Küresel iklim değişikliği artık doğanın ve tarımın bir parçası olan afetleri kabul edilebilir düzeylerin de dışına çıkarıyor. Antalya ve İzmir’de dünden bu yana yaşanan sağanak yağış ve neden olduğu su baskınları bu gerçekliği acı bir tecrübe ile bir kez daha hatırlatıyor.
Kurak geçen sonbahar ve kış aylarının sıkıntısını yaşayan tarım alanları bu kez de aniden bastıran aşırı yağışların şokunu yaşıyor. Haftasonuna şiddetli başlayan ülkenin pek çok bölgesinde sağanak yağmur etkili olurken, yaşanan su baskını ve sel afetleri yalnızca kırsal bölgeleri ve üretim yapılan arazileri değil kentsel alanları da vuruyor.
Olumsuz hava şartlarının etkili olduğu bölgelerin başında gelen İzmir’in Menderes ilçesinde ne yazık ki yağışlar ne yazık ki can kayıplarını da beraberinde getirdi. Sel sularına kapılan iki yurttaşın yaşamını yitirdiği belirtilen bölgede evleri ve tarım arazilerini etkileyen su baskınlarına karşı müdahale halen sürüyor.
Çilek seraları ve muz bahçeleri su altında
Sağanak yağışların doğal afete dönüştüğü bir diğer bölge ise Antalya. Dün sabah saatlerinden bu yana kent merkezi ve Kaş gibi ilçelerde su baskınları geniş çapta hasara yol açarken, tarımsal üretimin merkezlerinden Kumluca, Serik, Aksu, Manavgat ve Alanya gibi ilçelerde de pek çok tarım arazisi sular altında kaldı.
Yılın yağış rekoru kırıldığı belirtilen Antalya’da sel sularından zarar gördüğü bildirilen ilk noktalardan biri Serik’te çilek üretilen sera alanlarının yoğun olduğu Kadriye ve Çakallık mahalleleri oldu. Bölgedeki Beşgöz deresinin taşması sonucu yaşanan su baskınına iş makineleri ile müdahale edilirken henüz hasarın kesin boyutları henüz tespit edilmiş değil.

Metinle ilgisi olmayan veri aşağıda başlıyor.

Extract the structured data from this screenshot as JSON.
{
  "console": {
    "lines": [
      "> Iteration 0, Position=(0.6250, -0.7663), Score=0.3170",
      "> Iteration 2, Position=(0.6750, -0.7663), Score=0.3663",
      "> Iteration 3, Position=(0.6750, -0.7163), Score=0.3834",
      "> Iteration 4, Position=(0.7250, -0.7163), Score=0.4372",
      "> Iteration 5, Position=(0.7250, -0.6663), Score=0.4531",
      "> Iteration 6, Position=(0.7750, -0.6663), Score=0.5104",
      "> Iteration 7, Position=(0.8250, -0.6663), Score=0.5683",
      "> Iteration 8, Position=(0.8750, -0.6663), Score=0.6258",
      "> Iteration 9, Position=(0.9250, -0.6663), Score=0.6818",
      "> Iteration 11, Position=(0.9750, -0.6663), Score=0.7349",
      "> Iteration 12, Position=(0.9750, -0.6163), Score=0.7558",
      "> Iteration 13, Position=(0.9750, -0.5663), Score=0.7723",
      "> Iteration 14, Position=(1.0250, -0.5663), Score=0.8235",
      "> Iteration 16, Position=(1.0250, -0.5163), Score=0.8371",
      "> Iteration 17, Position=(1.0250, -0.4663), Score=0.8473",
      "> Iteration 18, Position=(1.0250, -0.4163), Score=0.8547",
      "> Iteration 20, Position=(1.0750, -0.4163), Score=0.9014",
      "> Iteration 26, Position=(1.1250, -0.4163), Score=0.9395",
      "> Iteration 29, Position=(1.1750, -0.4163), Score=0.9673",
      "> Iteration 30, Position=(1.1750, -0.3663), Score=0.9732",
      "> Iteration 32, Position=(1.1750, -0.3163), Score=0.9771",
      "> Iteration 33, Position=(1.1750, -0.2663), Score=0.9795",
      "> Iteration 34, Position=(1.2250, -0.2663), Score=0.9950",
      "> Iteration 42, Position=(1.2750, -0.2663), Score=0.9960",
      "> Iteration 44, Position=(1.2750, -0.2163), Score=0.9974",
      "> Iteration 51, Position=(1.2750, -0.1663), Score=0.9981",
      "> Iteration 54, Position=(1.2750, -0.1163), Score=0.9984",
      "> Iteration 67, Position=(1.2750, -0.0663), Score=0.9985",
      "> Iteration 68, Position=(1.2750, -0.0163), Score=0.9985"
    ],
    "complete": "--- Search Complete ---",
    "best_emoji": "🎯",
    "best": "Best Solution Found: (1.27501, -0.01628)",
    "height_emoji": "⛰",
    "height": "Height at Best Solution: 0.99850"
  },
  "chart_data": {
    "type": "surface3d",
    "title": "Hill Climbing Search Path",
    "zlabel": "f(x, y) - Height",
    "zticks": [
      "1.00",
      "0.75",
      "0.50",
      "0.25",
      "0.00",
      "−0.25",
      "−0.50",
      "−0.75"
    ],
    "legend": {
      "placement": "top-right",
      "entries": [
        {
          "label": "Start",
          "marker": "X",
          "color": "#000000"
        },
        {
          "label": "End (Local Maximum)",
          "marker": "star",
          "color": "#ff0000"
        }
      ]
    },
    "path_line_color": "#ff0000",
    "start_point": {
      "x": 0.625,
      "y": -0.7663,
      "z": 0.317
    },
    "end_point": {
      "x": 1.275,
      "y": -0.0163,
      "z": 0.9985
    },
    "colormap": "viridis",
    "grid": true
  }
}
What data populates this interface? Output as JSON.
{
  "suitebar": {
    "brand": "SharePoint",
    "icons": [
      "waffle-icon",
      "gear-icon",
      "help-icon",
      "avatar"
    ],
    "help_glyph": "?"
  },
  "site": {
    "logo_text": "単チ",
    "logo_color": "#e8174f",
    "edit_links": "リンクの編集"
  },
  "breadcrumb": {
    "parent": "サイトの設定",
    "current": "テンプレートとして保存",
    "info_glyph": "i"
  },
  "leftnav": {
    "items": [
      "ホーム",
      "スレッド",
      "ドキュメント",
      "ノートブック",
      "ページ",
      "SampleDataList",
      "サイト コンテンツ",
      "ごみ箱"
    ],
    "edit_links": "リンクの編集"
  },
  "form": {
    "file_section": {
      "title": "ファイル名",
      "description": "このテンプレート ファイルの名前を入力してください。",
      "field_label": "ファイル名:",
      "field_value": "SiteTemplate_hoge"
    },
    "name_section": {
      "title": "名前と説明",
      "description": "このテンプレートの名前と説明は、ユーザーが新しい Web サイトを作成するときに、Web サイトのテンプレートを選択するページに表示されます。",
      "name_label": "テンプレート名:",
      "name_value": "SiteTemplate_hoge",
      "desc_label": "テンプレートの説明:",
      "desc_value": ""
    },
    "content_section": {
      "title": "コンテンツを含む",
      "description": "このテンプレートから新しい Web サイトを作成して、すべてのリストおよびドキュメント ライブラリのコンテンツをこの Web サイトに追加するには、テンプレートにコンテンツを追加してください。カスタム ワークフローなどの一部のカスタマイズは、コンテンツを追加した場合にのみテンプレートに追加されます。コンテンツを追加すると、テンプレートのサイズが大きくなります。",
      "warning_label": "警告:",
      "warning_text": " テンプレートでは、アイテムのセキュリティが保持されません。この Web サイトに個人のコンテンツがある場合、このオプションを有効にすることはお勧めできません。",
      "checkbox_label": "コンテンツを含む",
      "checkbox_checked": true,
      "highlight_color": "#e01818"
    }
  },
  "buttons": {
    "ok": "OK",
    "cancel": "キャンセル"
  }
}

Aynı şekilde, ilçeye bağlı Belek mahallesinde de muz başta olmak üzere pek çok meyve bahçesinde hasar yaşandığı görülüyor.
Aksu’dan Kumluca’ya örtü altı sebzecilik zarar gördü
Örtü altı sebze üretiminin yoğun olduğu Aksu ilçesinde de durum farklı değil. İki gündür şiddetli yağışın etkili olduğu bölgede üreticiler belediye ekiplerinin desteğiyle sel sularının doldurduğu seralarda kayıplarını en aza indirmek için çabalıyor. Bin 100 metrekarelik sera alanından su tahliye etmeye çalıştıklarını söyleyen üreticilerden Mustafa İnci, “Tedbir almış olsak da önüne geçemedik. Tahminen 30-40 bin TL zararımız var” diye konuşuyor.
Seracılığın kalbinin attığı Kumluca’da da yağışların etkisiyle su seviyesinin yükseldiği Gavur, Baysı ve Üleşik dereleriyle seralar arasında kanallarda suların geri tepmesi tarım alanlarında taşkın yaşandı. Aynı şekilde Kepez’e bağlı Göksu mahallesinde bulunan portakal ve nar paketleme fabrikasında da sel suları maddi kayıplara yol açtı.
Küresel iklim değişikliği afetleri de beklenir olmaktan çıkarıyor
Sağanak yağış ya da sel gibi afetler her ne kadar doğanın ve dolayısıyla tarımın yabancı olduğu vakalar değilse de, tüm bu süreçlerin giderek daha şiddetli afet boyutlarına ulaşması küresel iklim değişikliğinin etkisini gösteriyor. Tıpkı yaz aylarından bu yana yağış değerlerinin normalin altında seyretmesi gibi, beklenen yağışların bu denli şiddetli yaşanması gibi iklim koşullarındaki ani değişimlere acı birer örnek oluşturuyor.